На зеленоглазой была светлая одежда. Льняные шорты цвета топлёного молока, сверху купальник кораллового оттенка, который при дневном свете казался почти оранжевым, как мякоть папайи. Полупрозрачная белая накидка из тончайшего хлопка, почти невесомая, лежала на плечах облаком, краями касалась предплечий, щекотала. Волосы, растрёпанные, но уложенные естественной, небрежной волной, ещё хранили память о морской воде: они чуть вились, потяжелевшие от соли, блестели на солнце медными и золотыми нитями. Она уже купалась сегодня. Кожа чуть покраснела на скулах и плечах, но загар ложился ровно, благодарно.
Она откинула голову на спинку кресла, прикрыла глаза. Стакан покоился на животе, холодил ткань, и капли конденсата стекали по стеклу вниз, впитывались в накидку тёмными пятнами. Солнце пригревало, не жгло, задавало ритм, мелодию идеального дня, которая играла где-то на границе слуха: шум волн, крики чаек, шелест пальмовых листьев, похожий на шёпот. Она утонула в этом. В мыслях, которые текли медленно, вязко, как патока. О том, как им повезло оказаться здесь. О том, как мало надо для счастья, оказывается: всего лишь стеклянная комната, море у порога, правильный свет и нужный человек где-то рядом. Она почти задремала.

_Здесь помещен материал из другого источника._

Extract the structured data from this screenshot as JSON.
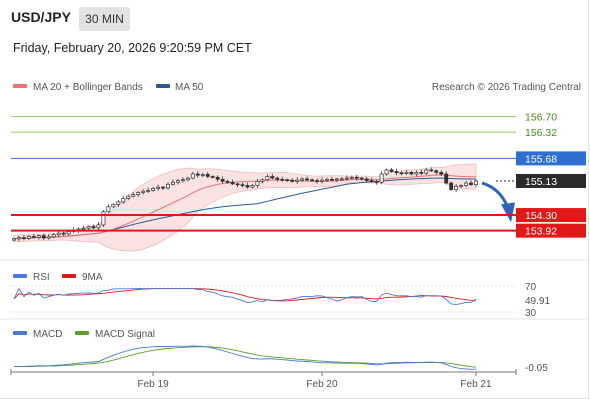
{
  "header": {
    "symbol": "USD/JPY",
    "timeframe": "30 MIN",
    "datetime": "Friday, February 20, 2026 9:20:59 PM CET"
  },
  "legend": {
    "ma20_label": "MA 20 + Bollinger Bands",
    "ma50_label": "MA 50",
    "copyright": "Research © 2026 Trading Central"
  },
  "colors": {
    "ma20": "#f07070",
    "ma50": "#2d5a8e",
    "bollinger_fill": "#fbe3e3",
    "resistance": "#7cba3c",
    "pivot": "#2f6fd0",
    "support": "#e01818",
    "last_price": "#2a2a2a",
    "candle": "#333333",
    "rsi": "#4a78d8",
    "rsi_ma": "#e01818",
    "macd": "#4a78d8",
    "macd_signal": "#5aa02a",
    "forecast_arrow": "#2e64b8"
  },
  "chart_data": [
    {
      "type": "candlestick",
      "title": "USD/JPY",
      "ylim": [
        153.4,
        157.2
      ],
      "levels": [
        {
          "value": 156.7,
          "label": "156.70",
          "kind": "resistance"
        },
        {
          "value": 156.32,
          "label": "156.32",
          "kind": "resistance"
        },
        {
          "value": 155.68,
          "label": "155.68",
          "kind": "pivot"
        },
        {
          "value": 155.13,
          "label": "155.13",
          "kind": "last"
        },
        {
          "value": 154.3,
          "label": "154.30",
          "kind": "support"
        },
        {
          "value": 153.92,
          "label": "153.92",
          "kind": "support"
        }
      ],
      "close": [
        153.72,
        153.75,
        153.73,
        153.78,
        153.76,
        153.8,
        153.74,
        153.77,
        153.82,
        153.86,
        153.84,
        153.9,
        153.93,
        153.96,
        153.98,
        154.02,
        153.99,
        154.06,
        154.38,
        154.5,
        154.56,
        154.62,
        154.7,
        154.76,
        154.8,
        154.85,
        154.88,
        154.9,
        154.95,
        154.98,
        154.96,
        155.05,
        155.1,
        155.14,
        155.16,
        155.2,
        155.3,
        155.27,
        155.29,
        155.24,
        155.22,
        155.17,
        155.12,
        155.1,
        155.06,
        155.04,
        155.02,
        154.98,
        155.02,
        155.12,
        155.16,
        155.24,
        155.2,
        155.17,
        155.16,
        155.15,
        155.12,
        155.15,
        155.18,
        155.16,
        155.14,
        155.12,
        155.15,
        155.17,
        155.16,
        155.18,
        155.18,
        155.2,
        155.22,
        155.2,
        155.18,
        155.14,
        155.12,
        155.1,
        155.3,
        155.4,
        155.36,
        155.33,
        155.32,
        155.34,
        155.3,
        155.34,
        155.32,
        155.4,
        155.38,
        155.34,
        155.3,
        155.08,
        154.92,
        155.0,
        155.02,
        155.08,
        155.04,
        155.13
      ]
    },
    {
      "type": "line",
      "title": "RSI",
      "ylim": [
        30,
        70
      ],
      "levels": [
        {
          "value": 70,
          "label": "70"
        },
        {
          "value": 30,
          "label": "30"
        }
      ],
      "series": [
        {
          "name": "RSI",
          "last": 49.91,
          "last_label": "49.91"
        },
        {
          "name": "9MA"
        }
      ]
    },
    {
      "type": "line",
      "title": "MACD",
      "series": [
        {
          "name": "MACD",
          "last": -0.05,
          "last_label": "-0.05"
        },
        {
          "name": "MACD Signal"
        }
      ],
      "x_ticks": [
        "Feb 19",
        "Feb 20",
        "Feb 21"
      ]
    }
  ],
  "rsi_panel": {
    "rsi_label": "RSI",
    "ma_label": "9MA"
  },
  "macd_panel": {
    "macd_label": "MACD",
    "signal_label": "MACD Signal"
  }
}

Вдруг из-за угла вынырнула фигура.
Женя вздрогнула так, словно её ударили током. Веки распахнулись, сердце пропустило удар, рука дёрнулась. Чудесный напиток взметнулся из стакана оранжевой волной, окатил грудь, живот, растёкся по накидке мгновенно, впитываясь в ткань и окрашивая её в стойкий, рыжевато-розовый цвет. Капли поползли по ключицам, по шее, ставляя влажные, холодные дорожки. Озорной кусок льда выскользнул из стакана, проехался по животу девушки, оставляя мокрый, ледяной след, скатился по бедру и с глухим стуком упал на терракотовую плитку, где и остался лежать, медленно тая.

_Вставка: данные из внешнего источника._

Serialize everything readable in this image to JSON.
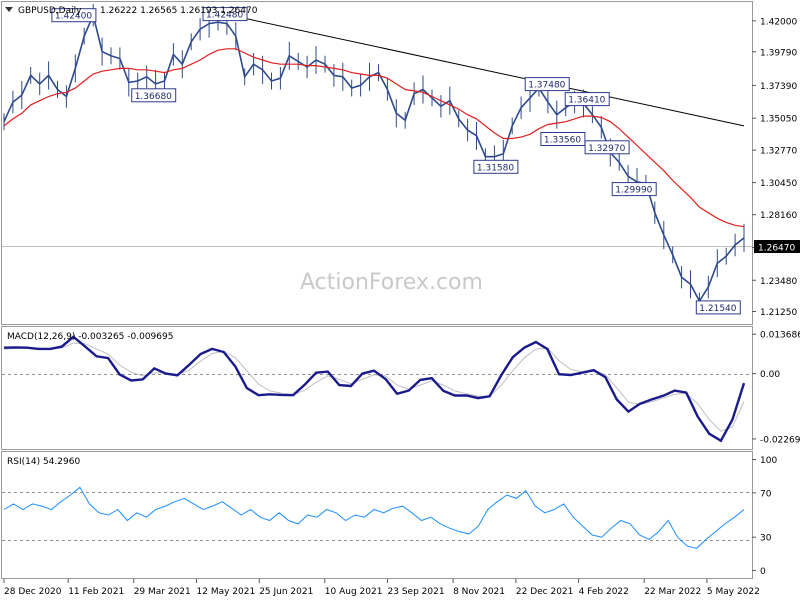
{
  "chart_data": [
    {
      "type": "line",
      "title": "GBPUSD,Daily",
      "ohlc_readout": "1.26222 1.26565 1.26193 1.26470",
      "watermark": "ActionForex.com",
      "price_axis_ticks": [
        "1.42000",
        "1.39790",
        "1.37390",
        "1.35050",
        "1.32770",
        "1.30450",
        "1.28160",
        "1.25820",
        "1.23480",
        "1.21250"
      ],
      "current_price_tag": "1.26470",
      "price_range": [
        1.205,
        1.432
      ],
      "annotations": [
        {
          "label": "1.42400",
          "x": "15 Feb 2021",
          "y": 1.424
        },
        {
          "label": "1.42480",
          "x": "1 Jun 2021",
          "y": 1.4248
        },
        {
          "label": "1.36680",
          "x": "12 Apr 2021",
          "y": 1.3668
        },
        {
          "label": "1.31580",
          "x": "8 Dec 2021",
          "y": 1.3158
        },
        {
          "label": "1.37480",
          "x": "13 Jan 2022",
          "y": 1.3748
        },
        {
          "label": "1.33560",
          "x": "24 Jan 2022",
          "y": 1.3356
        },
        {
          "label": "1.36410",
          "x": "10 Feb 2022",
          "y": 1.3641
        },
        {
          "label": "1.32970",
          "x": "24 Feb 2022",
          "y": 1.3297
        },
        {
          "label": "1.29990",
          "x": "15 Mar 2022",
          "y": 1.2999
        },
        {
          "label": "1.21540",
          "x": "13 May 2022",
          "y": 1.2154
        }
      ],
      "trendline": {
        "from": {
          "x": "1 Jun 2021",
          "y": 1.4248
        },
        "to": {
          "x": "31 May 2022",
          "y": 1.345
        }
      },
      "date_ticks": [
        "28 Dec 2020",
        "11 Feb 2021",
        "29 Mar 2021",
        "12 May 2021",
        "25 Jun 2021",
        "10 Aug 2021",
        "23 Sep 2021",
        "8 Nov 2021",
        "22 Dec 2021",
        "4 Feb 2022",
        "22 Mar 2022",
        "5 May 2022"
      ],
      "series": [
        {
          "color": "#2e4a8c",
          "values": [
            1.348,
            1.362,
            1.367,
            1.381,
            1.375,
            1.381,
            1.371,
            1.366,
            1.386,
            1.409,
            1.424,
            1.398,
            1.395,
            1.393,
            1.376,
            1.377,
            1.38,
            1.375,
            1.377,
            1.396,
            1.389,
            1.405,
            1.414,
            1.418,
            1.419,
            1.418,
            1.409,
            1.38,
            1.389,
            1.385,
            1.377,
            1.379,
            1.395,
            1.391,
            1.387,
            1.392,
            1.389,
            1.381,
            1.38,
            1.372,
            1.374,
            1.38,
            1.383,
            1.371,
            1.354,
            1.349,
            1.368,
            1.371,
            1.365,
            1.359,
            1.363,
            1.35,
            1.342,
            1.338,
            1.323,
            1.323,
            1.325,
            1.345,
            1.358,
            1.365,
            1.372,
            1.362,
            1.353,
            1.358,
            1.362,
            1.361,
            1.353,
            1.344,
            1.326,
            1.319,
            1.309,
            1.305,
            1.304,
            1.283,
            1.267,
            1.253,
            1.237,
            1.232,
            1.22,
            1.23,
            1.247,
            1.252,
            1.26,
            1.265
          ]
        },
        {
          "color": "#e02020",
          "values": [
            1.345,
            1.35,
            1.354,
            1.36,
            1.363,
            1.366,
            1.368,
            1.369,
            1.372,
            1.377,
            1.382,
            1.384,
            1.385,
            1.386,
            1.386,
            1.385,
            1.385,
            1.384,
            1.383,
            1.385,
            1.386,
            1.389,
            1.392,
            1.396,
            1.399,
            1.4,
            1.4,
            1.397,
            1.394,
            1.392,
            1.39,
            1.389,
            1.389,
            1.389,
            1.388,
            1.388,
            1.387,
            1.386,
            1.385,
            1.383,
            1.382,
            1.381,
            1.381,
            1.379,
            1.375,
            1.371,
            1.37,
            1.369,
            1.366,
            1.363,
            1.36,
            1.357,
            1.353,
            1.35,
            1.345,
            1.34,
            1.336,
            1.336,
            1.337,
            1.339,
            1.343,
            1.346,
            1.347,
            1.348,
            1.35,
            1.352,
            1.352,
            1.351,
            1.348,
            1.343,
            1.337,
            1.331,
            1.325,
            1.319,
            1.313,
            1.306,
            1.3,
            1.294,
            1.287,
            1.283,
            1.279,
            1.276,
            1.274,
            1.273
          ]
        }
      ]
    },
    {
      "type": "line",
      "title": "MACD(12,26,9) -0.003265 -0.009695",
      "y_ticks": [
        "0.013686",
        "0.00",
        "-0.022698"
      ],
      "macd_range": [
        -0.0255,
        0.0155
      ],
      "series": [
        {
          "color": "#1a1a8c",
          "values": [
            0.009,
            0.0091,
            0.009,
            0.0086,
            0.0086,
            0.0094,
            0.0128,
            0.0095,
            0.006,
            0.0054,
            -0.0003,
            -0.0024,
            -0.002,
            0.0018,
            0.0,
            -0.0006,
            0.003,
            0.0068,
            0.0086,
            0.0075,
            0.0025,
            -0.005,
            -0.0075,
            -0.0072,
            -0.0074,
            -0.0075,
            -0.0039,
            0.0003,
            0.0007,
            -0.004,
            -0.0043,
            0.0,
            0.001,
            -0.0019,
            -0.007,
            -0.0059,
            -0.0022,
            -0.0016,
            -0.006,
            -0.0076,
            -0.0076,
            -0.0085,
            -0.0079,
            -0.0006,
            0.0057,
            0.009,
            0.011,
            0.0085,
            -0.0002,
            -0.0005,
            0.0003,
            0.0012,
            -0.0012,
            -0.009,
            -0.0132,
            -0.0105,
            -0.009,
            -0.0077,
            -0.0059,
            -0.0066,
            -0.015,
            -0.0209,
            -0.0233,
            -0.016,
            -0.0033
          ]
        },
        {
          "color": "#c0c0c0",
          "values": [
            0.0085,
            0.0088,
            0.0089,
            0.0088,
            0.0087,
            0.0089,
            0.0106,
            0.0104,
            0.0085,
            0.0068,
            0.003,
            0.0005,
            -0.0008,
            0.0003,
            0.0002,
            -0.0002,
            0.0012,
            0.0043,
            0.007,
            0.0078,
            0.0055,
            0.001,
            -0.0036,
            -0.006,
            -0.0068,
            -0.0073,
            -0.0058,
            -0.003,
            -0.0008,
            -0.002,
            -0.0035,
            -0.002,
            -0.0004,
            -0.0008,
            -0.004,
            -0.0055,
            -0.004,
            -0.0025,
            -0.004,
            -0.006,
            -0.007,
            -0.0078,
            -0.0079,
            -0.004,
            0.001,
            0.0055,
            0.0085,
            0.009,
            0.0045,
            0.0015,
            0.0006,
            0.0008,
            -0.0003,
            -0.005,
            -0.0098,
            -0.0108,
            -0.0098,
            -0.0085,
            -0.0072,
            -0.0068,
            -0.0105,
            -0.016,
            -0.02,
            -0.0185,
            -0.0097
          ]
        }
      ]
    },
    {
      "type": "line",
      "title": "RSI(14) 54.2960",
      "y_ticks": [
        "100",
        "70",
        "30",
        "0"
      ],
      "rsi_range": [
        -5,
        105
      ],
      "series": [
        {
          "color": "#1e90ff",
          "values": [
            55,
            60,
            55,
            60,
            58,
            55,
            62,
            68,
            75,
            60,
            52,
            50,
            55,
            45,
            52,
            48,
            55,
            58,
            62,
            65,
            60,
            55,
            58,
            62,
            56,
            50,
            55,
            48,
            45,
            52,
            45,
            42,
            50,
            48,
            55,
            52,
            45,
            50,
            48,
            55,
            52,
            56,
            58,
            52,
            45,
            48,
            42,
            38,
            35,
            33,
            40,
            55,
            62,
            68,
            65,
            72,
            58,
            52,
            55,
            60,
            48,
            40,
            32,
            30,
            38,
            45,
            42,
            32,
            28,
            35,
            45,
            30,
            22,
            20,
            28,
            35,
            42,
            48,
            55
          ]
        }
      ]
    }
  ]
}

Виновница стояла в проходе, в полусвете, отбрасываемом колонной, и ухмылялась довольно, почти по-детски, словно так и планировала с самого начала. Свет падал на лицо девушки идеально, так, как умеет только южное солнце в пять часов вечера, когда тени становятся длинными, а воздух густым, золотистым. Оно выглядело чертовски, невыносимо красиво, словно оператор потратил часы, выстраивая этот ракурс, смешивая на палитре охру и умбру, чтобы добиться именно такого оттенка кожи. Волосы, цвета золота с вкраплениями выгоревших на солнце прядей, были аккуратно перевязаны сзади лёгкой прядью, небрежный, но выверенный узел. Укладка напоминала волны после моря: рассыпчатые, живые, пахнущие солью и ветром. Глаза, тёплые, карие, почти янтарные по краям, светились изнутри, в них плясали блики, отражая море и небо. На ней была одежда в голубовато-белой гамме: тонкая льняная накидка цвета утреннего неба, завязанная узлом на талии, и такие же светлые шорты. На шее и лице следы загара: более тёмный треугольник у ключиц, розоватые скулы, кончик носа, чуть тронутый солнцем. Она словно только что вернулась с пляжа, который начинался сразу за порогом, где песок ещё хранил отпечатки её босых ступней.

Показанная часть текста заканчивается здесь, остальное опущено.